I don’t think that’s correct. Here’s a drawing I did when trying to get my head around this.
I find that trying to make sense of terms like “to the left” tricky when we can rotate the directional cube any way we want. For example, in my drawing for “Y-up, left handed”, the red X axis is pointed leftwards. However, we could rotate the unit vector cube so that the X axis is pointed right, and the Y axis is pointing up (i.e. the orientation we’re most familiar with for 2D graphs). The Z axis would then be pointing away from us, into the plane of the paper/screen.
In contrast, if we oriented the Y-up right-handed cube in the same way, then the Z axis would be oriented as if to come out of the plane of the screen/page, towards us.
These distinctions only matter when we add a third dimension, so the left or right handedness is basically a question of "when we add the third axis to a 2D square made by the other two axes, does the third axis come towards us or away from us? I apologise if this hasn’t made things any clearer — I am able to make things make sense by imagining the rotations in my head, but not everyone is able to visualise them like that.
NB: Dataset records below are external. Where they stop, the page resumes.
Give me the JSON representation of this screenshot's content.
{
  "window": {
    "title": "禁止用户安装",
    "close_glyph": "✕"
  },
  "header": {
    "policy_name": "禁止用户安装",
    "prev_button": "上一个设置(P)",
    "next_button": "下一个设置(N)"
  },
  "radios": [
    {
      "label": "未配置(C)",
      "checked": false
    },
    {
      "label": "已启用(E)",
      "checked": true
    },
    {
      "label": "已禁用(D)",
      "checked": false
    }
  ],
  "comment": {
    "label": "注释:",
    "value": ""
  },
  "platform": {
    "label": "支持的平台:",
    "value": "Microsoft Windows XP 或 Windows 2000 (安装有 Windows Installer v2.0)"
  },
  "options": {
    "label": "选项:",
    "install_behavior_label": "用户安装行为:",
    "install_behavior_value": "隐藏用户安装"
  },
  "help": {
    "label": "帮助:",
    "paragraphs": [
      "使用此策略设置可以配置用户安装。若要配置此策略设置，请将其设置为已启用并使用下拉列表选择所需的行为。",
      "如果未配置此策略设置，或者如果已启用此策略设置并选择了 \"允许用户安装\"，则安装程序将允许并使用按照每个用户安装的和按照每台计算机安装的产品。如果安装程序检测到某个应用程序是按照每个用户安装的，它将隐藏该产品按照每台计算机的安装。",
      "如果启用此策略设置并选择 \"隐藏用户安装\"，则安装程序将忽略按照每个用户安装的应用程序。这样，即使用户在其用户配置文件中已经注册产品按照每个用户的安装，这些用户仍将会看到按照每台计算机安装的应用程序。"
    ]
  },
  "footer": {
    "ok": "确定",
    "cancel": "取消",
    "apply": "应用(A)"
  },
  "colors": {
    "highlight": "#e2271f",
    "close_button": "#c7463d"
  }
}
You’re right that I didn’t sufficiently consider the “was” in that sentence. Perhaps there’s something I’m missing though, because I haven’t seen anything that would suggest X is left. When I put my right hand in the position indicated in the OP, my index finger (Y) points upwards, with my thumb (X) pointing right, making an L shape. My middle finger (z) comes out towards me.
However, most of my experience with coordinate systems is with abstract, mathsy stuff, and I don’t have much experience with any of these softwares; there may be something obvious that I’m missing.